Public school educators not state employees, finds Maryland Court of Special Appeals

ANNAPOLIS, Md. (Legal Newsline) - A Maryland appellate court has determined that employees of county boards of education are not considered employees of the state in the eyes of the law.

In a decision filed Aug. 30, the Court of Special Appeals of Maryland reversed a circuit court’s decision regarding whether the Maryland Whistleblower Protection Law (WBL) applies to county teachers. It determined that public school teachers cannot be considered employees of the executive branch of state government, and therefore are not covered by the WBL.

The opinion was delivered by Judge Andrea M. Leahy with judges Michael W. Reed and Melanie Shaw Geter concurring.

The case originated when plaintiff Brian Donlon raised concerns with school administrators about its allegedly inflated Advanced Placement statistics at Richard Montgomery High School. When no action was taken, he took the issue to the media.

Donlon alleges that upon learning he was the one who contacted the media, school administrators, including his principals, and some of his fellow teachers began to retaliate against him, taking such action as assigning undesirable courses to him to teach.

He subsequently filed a whistleblower complaint with the Maryland Department of Budget and Management, but that was dismissed in January 2015 because the DBM felt the WBL does not apply to Montgomery County Public Schools employees.

In February 2015, Donlon appealed the decision to the Office of Administrative Hearings (OAH), arguing that MCPS employees are, in fact, state employees.

A hearing was held by an administrative law judge in August 2015, in which, according to the appeals court's opinion, “MCPS contended that the mere fact that the state issued Donlon a license to teach did not resolve this inquiry because the state regulates many professions, such as nursing, and no one would contend that all nurses were state employees. MCPS further maintained that Donlon, by his own admission, did not fall under any of the principal departments of the executive branch of the state government.” 

Donlon, meanwhile, argued the high level of control the state maintains over the school board indicates that it is, in fact, a state agency. Furthermore, he asserted that because the school board had used the 11th Amendment to assert sovereign immunity in court, MCPS should be estopped from making its claims that it was not a state agency.

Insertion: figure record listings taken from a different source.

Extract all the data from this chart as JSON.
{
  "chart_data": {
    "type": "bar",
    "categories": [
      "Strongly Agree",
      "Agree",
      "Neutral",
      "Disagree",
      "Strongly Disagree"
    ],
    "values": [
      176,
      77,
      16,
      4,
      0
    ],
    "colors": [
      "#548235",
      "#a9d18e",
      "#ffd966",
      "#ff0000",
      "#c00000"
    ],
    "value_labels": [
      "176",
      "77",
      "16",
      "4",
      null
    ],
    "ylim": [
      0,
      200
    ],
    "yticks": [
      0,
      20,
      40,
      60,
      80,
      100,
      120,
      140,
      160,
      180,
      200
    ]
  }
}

The administrative law judge dismissed Donlon’s complaint, finding Donlon was not an employee of the state executive branch and therefore the whistleblower claim had no jurisdiction.

Donlon then brought his case to the Montgomery County Circuit Court, where, according to the appeals court's opinion, the court “found it ‘deeply troubling’ that MCPS could qualify as a state entity for 11th Amendment immunity purposes, but not for WBL purposes.” The circuit court reversed the administrative law judge’s decision, and MCPS appealed.

Considering the same arguments, the appellate court determined Donlon and other county educators cannot be considered employees of the executive branch of the state. The court's opinion states that “while the State Board does maintain broad power over education in the state, ... there is no evidence that the State Board wields this same control over Donlon as an employee.”

The court also rejected Donlon’s request that MCPS be estopped from claiming it is a state agency for some purposes but local for others. 

“At various times, county boards of education have asserted the predominance of either their ‘local’ or ‘state’ nature depending on their desired outcome,” Leahy wrote.

The appellate court reversed the circuit court’s decision and remanded the case, instructing the court to reinstate the OAH decision.